A loja da esquina (1940) e Mensagem pra você (1998): o encontro de duas eras

Hollywood vive de se reinventar. A loja da esquina (1940) e Mensagem pra você (1998) são exemplos claros disso. Nos últimos dias, fiz o exercício assisti-los um depois do outro, a versão depois da obra original. O resultado foi uma mistura curiosa de nostalgia e de descoberta. Produtos fechados – put it in the can é uma das máximas da indústria –, os filmes reverberam, ecoam, renascem em nós como se fossem feitos da matéria das sempre-vivas. Nós continuamos a existir e, ao entregarmo-nos de tempos em tempos a eles, os ressignificamos. 
Mensagem pra você (You’ve got mail, Nora Ephron, 1998) tem como cenário o Upper West Side nova-iorquino. Já A loja da esquina (The shop around the corner, Ernst Lubitsch, 1940) tem ambiência e diretor estrangeiros – passa-se em Budapeste e é dirigido por um diretor alemão. Ambos, todavia, cruzam-se muito mais do que se separam, a despeito das críticas tecidas à versão moderna, à época de sua estreia. No final das contas, os dois brotam de Hollywood, reproduzindo as estéticas das comédias românticas sacramentadas em ambas as décadas. E dialogam muito de perto com as sociedades de onde brotam, num e noutro tempo. 
A loja da esquina é rodada no princípio da Segunda Grande Guerra e respinga a melancolia, os sonhos deixados em suspenso, o temor ante a volatilidade da vida próprios desses tempos – a sua dessemelhança com relação às patriotadas rodadas em momentos análogos surpreende. Ali, as existências dos apaixonados correspondentes anônimos Klara Novak (Margareth Sullavan) e Alfred Kralik (James Stewart), protagonistas da história, mistura-se àquelas dos demais funcionários da loja do patrão abusivo Hugo Matuschek, onde a história se passa. Se o filme se divide em duas partes, deslizando em curva ascensional das amarguras até os estertores da felicidade – como corresponde ao cinema standard da “Era de Ouro” de Hollywood –, o que remanesce é o sentimento oriundo à primeira parte: a demissão injustificada da personagem de James Stewart reverbera séculos de exploração lavoral, um mal ainda hoje insolúvel . 
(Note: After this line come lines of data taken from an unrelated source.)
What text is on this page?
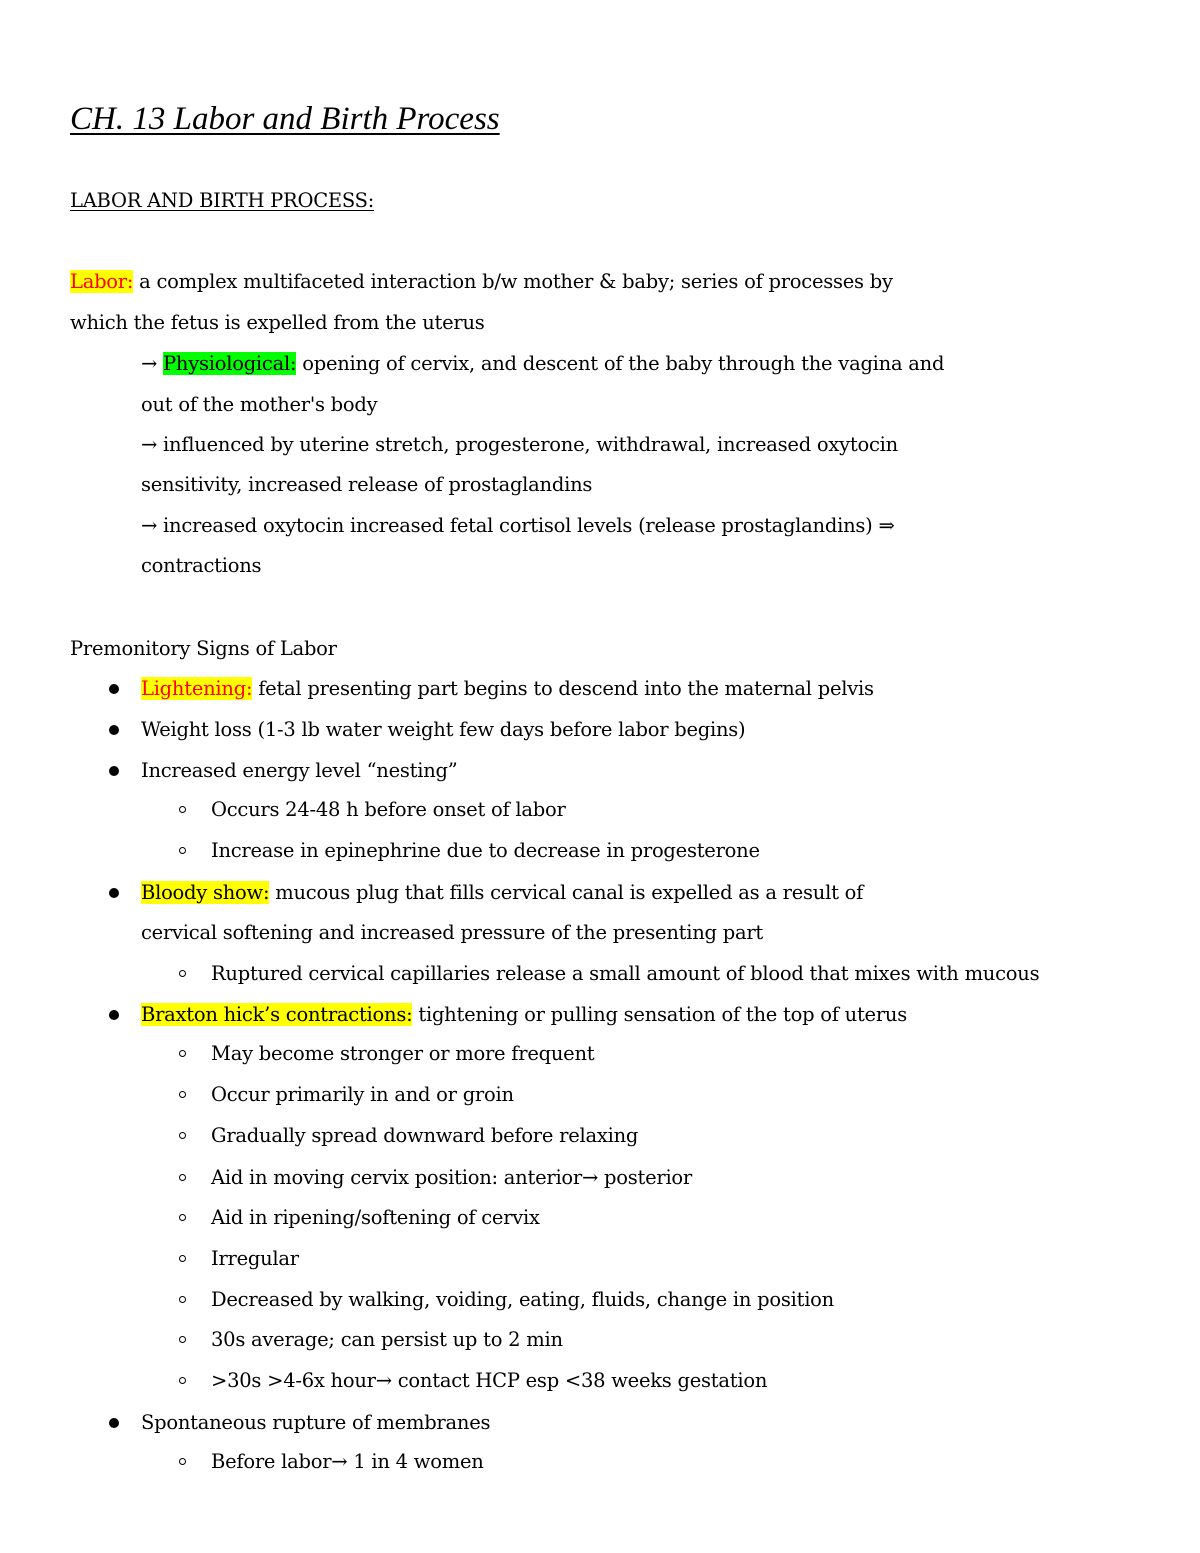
CH. 13 Labor and Birth Process
LABOR AND BIRTH PROCESS:
Labor: a complex multifaceted interaction b/w mother & baby; series of processes by
which the fetus is expelled from the uterus
→ Physiological: opening of cervix, and descent of the baby through the vagina and
out of the mother's body
→ influenced by uterine stretch, progesterone, withdrawal, increased oxytocin
sensitivity, increased release of prostaglandins
→ increased oxytocin increased fetal cortisol levels (release prostaglandins) ⇒
contractions
Premonitory Signs of Labor
Lightening: fetal presenting part begins to descend into the maternal pelvis
Weight loss (1-3 lb water weight few days before labor begins)
Increased energy level “nesting”
Occurs 24-48 h before onset of labor
Increase in epinephrine due to decrease in progesterone
Bloody show: mucous plug that fills cervical canal is expelled as a result of
cervical softening and increased pressure of the presenting part
Ruptured cervical capillaries release a small amount of blood that mixes with mucous
Braxton hick’s contractions: tightening or pulling sensation of the top of uterus
May become stronger or more frequent
Occur primarily in and or groin
Gradually spread downward before relaxing
Aid in moving cervix position: anterior→ posterior
Aid in ripening/softening of cervix
Irregular
Decreased by walking, voiding, eating, fluids, change in position
30s average; can persist up to 2 min
>30s >4-6x hour→ contact HCP esp <38 weeks gestation
Spontaneous rupture of membranes
Before labor→ 1 in 4 women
O filme é uma pequena obra-prima porque o mestre Lubitsch baixa o tom de todo o elenco, convidando o espectador a testemunhar as histórias narradas a meia-voz, entre os atendimentos dos fregueses da loja de presentes e as intervenções do Sr. Matuschek. Vertido de uma peça teatral, o roteiro não nega a sua procedência. Praticamente tudo se passa entre o interior da loja e as esquinas onde ela se situa, o suspense sendo criado por meio dos travellings dos funcionários a circularem entre o salão, o estoque e a sala do patrão. A partir dos cochichos de Alfred ao amigo, na tensão que preponderava naquele ambiente de trabalho, tomamos conhecimento do desabrochar de seu relacionamento com a dona da caixa de correio 236.
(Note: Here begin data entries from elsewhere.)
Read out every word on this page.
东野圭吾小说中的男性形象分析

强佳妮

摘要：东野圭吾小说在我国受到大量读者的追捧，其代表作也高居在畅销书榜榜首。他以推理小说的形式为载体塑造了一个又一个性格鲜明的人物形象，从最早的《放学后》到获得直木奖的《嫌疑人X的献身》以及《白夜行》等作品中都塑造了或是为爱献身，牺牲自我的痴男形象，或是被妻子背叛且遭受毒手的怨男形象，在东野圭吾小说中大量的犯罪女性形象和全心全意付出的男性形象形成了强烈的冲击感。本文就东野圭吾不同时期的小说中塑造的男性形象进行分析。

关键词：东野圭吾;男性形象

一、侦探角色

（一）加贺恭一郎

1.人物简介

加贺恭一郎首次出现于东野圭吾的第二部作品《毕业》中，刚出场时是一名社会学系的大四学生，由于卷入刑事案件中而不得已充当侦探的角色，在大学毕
Mensagem pra você é, como o original de 1940, produto de seu tempo. Não apenas pela referência mais direta à World Wide Web, na aurora da qual ele foi rodado (é curioso observarmos que os modernos pombinhos navegam por meio da conexão discada, através da AOL, que faliria anos depois), mas pelo clima de otimismo geral no interior do qual o desenvolvimento tecnológico é apresentado. A história se passa numa Nova Iorque crescentemente mais segura, graças à atuação do prefeito Giuliani – citado textualmente –, coração cultural daquele país que marchava firme rumo ao século XXI, ignorante dos tempos lúgubres que se avizinhavam. O deslocamento temporal/geográfico se expressa bem pelo tom geral do filme, expansivo, e aqui não me refiro apenas às vozes das personagens, mas ao tom do discurso (a romantizar os grandes conglomerados, representados no filme por Tom Hanks, o carisma em pessoa), à seleção musical (uma polifonia que adere ao vintage, tão presente na memória coletiva – cristalizando-se entre o jazz efusivo e o idílio romântico), às cores cálidas (imperando a paleta do vermelho mesmo durante o mais agudo inverno nova-iorquino) e os sítios facilmente reconhecíveis de Manhattan (o cais, o Riverside Park, a Starbucks), a sublinharem o pitoresco da cidade devoradora, transformando-a numa variante do mundo de Oz. 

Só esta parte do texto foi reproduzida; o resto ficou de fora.